Cuyamaca College is widely known for its all-encompassing approach to water conservation, from specialized academic programs including ornamental horticulture and water/wastewater technology to an independently operated water conservation garden.
The college is now applying for a baccalaureate program in water utilities management, which would educate students on the complexities of managing water and wastewater systems. The college is hoping to be one of 15 community colleges selected to offer bachelor’s degrees as part of a statewide pilot program.
“No other resource is more vital to the state’s survival and prosperity than its water supply and delivery infrastructure,” Cuyamaca College President Mark J. Zacovic said.
The college district is also taking a new approach to resource conservation by signing
on with Cenergistic, a Dallas-based energy conservation company, in an innovative public/private partnership that guarantees substantial reductions in water use, energy and related costs.
Winner of the U.S. Environmental Protection Agency’s Partner of the Year – Sustained Excellence Award in 2011-2015, Cenergistic has helped educational institutions nationwide reduce energy consumption for nearly 30 years.
“We take very seriously our role as stewards of public monies and see this as a tremendous opportunity to cut energy and utility expenses, and at the same time, develop sustainable practices to reduce water use as called for by the governor during this state’s ongoing drought,” said Cindy L. Miles, chancellor of the Grossmont-Cuyamaca Community College District. “This is not a short-term green project, but a comprehensive, rigorous and sustainable energy program to help us save critically endangered resources for years to come.”

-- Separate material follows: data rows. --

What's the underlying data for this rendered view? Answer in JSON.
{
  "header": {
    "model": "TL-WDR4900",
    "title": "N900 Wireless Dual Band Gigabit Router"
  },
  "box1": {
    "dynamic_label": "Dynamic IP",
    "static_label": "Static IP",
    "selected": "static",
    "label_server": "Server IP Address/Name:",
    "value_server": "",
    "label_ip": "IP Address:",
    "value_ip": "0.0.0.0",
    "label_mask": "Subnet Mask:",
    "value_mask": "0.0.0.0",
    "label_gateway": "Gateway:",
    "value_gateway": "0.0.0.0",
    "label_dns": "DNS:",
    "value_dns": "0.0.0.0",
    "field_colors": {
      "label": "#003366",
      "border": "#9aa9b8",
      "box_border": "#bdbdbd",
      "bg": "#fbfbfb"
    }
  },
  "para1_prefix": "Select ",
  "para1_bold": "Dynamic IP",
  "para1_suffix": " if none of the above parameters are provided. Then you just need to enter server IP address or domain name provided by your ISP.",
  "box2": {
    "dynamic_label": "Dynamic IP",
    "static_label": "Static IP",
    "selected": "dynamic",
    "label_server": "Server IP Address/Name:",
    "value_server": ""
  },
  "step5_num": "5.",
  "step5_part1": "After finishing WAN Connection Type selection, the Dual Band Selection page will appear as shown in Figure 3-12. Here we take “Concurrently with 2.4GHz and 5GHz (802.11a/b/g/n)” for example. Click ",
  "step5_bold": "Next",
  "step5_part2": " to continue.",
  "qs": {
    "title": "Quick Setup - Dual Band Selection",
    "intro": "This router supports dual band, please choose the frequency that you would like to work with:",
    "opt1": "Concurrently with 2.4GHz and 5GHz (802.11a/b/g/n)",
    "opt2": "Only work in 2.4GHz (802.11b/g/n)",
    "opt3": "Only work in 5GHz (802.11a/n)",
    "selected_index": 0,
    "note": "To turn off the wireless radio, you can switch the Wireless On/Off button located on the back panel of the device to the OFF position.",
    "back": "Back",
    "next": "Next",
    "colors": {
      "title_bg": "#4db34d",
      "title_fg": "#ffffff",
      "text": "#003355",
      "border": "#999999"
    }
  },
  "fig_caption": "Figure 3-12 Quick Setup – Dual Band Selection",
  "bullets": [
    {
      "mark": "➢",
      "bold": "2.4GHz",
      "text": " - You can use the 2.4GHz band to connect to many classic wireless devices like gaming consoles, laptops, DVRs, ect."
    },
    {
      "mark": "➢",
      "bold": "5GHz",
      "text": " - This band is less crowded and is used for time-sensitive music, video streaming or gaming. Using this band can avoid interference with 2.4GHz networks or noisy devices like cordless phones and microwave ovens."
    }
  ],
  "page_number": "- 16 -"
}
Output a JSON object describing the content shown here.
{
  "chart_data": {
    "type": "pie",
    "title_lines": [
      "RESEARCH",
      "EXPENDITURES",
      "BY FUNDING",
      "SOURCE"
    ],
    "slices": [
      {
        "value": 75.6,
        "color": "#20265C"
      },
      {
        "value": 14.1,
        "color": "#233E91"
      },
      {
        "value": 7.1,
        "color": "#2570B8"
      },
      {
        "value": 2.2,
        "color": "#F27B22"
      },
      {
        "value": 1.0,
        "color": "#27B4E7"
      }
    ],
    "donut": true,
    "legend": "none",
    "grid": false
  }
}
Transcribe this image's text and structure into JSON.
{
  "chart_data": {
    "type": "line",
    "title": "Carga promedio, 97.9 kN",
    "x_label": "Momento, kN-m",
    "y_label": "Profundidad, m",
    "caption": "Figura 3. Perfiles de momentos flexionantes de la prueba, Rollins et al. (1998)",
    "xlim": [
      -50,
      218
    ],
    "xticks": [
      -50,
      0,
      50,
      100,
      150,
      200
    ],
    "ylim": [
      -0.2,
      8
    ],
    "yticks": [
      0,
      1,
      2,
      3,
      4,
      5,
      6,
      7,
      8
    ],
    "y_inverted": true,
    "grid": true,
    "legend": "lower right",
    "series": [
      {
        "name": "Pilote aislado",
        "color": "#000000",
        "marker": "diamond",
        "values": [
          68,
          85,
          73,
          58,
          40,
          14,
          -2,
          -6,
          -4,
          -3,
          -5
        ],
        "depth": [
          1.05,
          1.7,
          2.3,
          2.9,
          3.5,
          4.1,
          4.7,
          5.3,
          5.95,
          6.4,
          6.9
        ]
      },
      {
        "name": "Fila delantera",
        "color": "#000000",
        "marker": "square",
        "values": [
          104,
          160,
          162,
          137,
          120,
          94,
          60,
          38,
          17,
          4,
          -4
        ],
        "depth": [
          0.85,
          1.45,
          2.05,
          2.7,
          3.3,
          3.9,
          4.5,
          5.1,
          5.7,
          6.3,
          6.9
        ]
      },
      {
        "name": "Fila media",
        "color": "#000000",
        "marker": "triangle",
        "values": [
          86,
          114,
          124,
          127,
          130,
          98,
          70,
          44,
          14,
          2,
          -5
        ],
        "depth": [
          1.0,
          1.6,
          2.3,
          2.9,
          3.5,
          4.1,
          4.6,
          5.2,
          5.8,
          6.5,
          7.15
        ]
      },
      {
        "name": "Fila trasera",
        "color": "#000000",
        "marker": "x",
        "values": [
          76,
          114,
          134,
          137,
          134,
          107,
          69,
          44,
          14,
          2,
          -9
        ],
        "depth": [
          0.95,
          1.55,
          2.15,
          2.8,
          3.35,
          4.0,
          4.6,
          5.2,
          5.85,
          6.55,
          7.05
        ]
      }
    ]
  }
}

The program will be funded by guaranteed utility savings and includes an on-site energy specialist provided and trained by Cenergistic who will be doing detailed analyses, with reports to be issued to the governing board and the district’s budgeting council.
In San Diego County, the district joins MiraCosta College, along with K-12 districts in Carlsbad, Escondido, Fallbrook and Chula Vista, as Cenergistic partners.
Other conservation efforts
The district has been conserving water and energy in other ways including:
- Using Calsense irrigation sensors, which monitor environmental conditions and adjust watering schedules, accordingly.
- Using low-flush and touchless restroom plumbing fixtures.
- Converting irrigated areas to drought-tolerant plants, mulching groundcover and switching to drip irrigation.
- Designing all new construction projects with drought- tolerant xeriscape.
- Upgrading pool equipment at Grossmont College that is expected to lower water consumption by 100,000 gallons per month.
- Installing energy-efficient lighting for parking lots, walkways and classrooms, where 8,000 fluorescent bulbs were replaced with LED lights.
“Thanks to concerted efforts on both college campuses, we have been conservation-conscious for years,” Clark said. “We continue to look for new ways to reduce our water and energy consumption, especially in light of the current statewide water crisis.”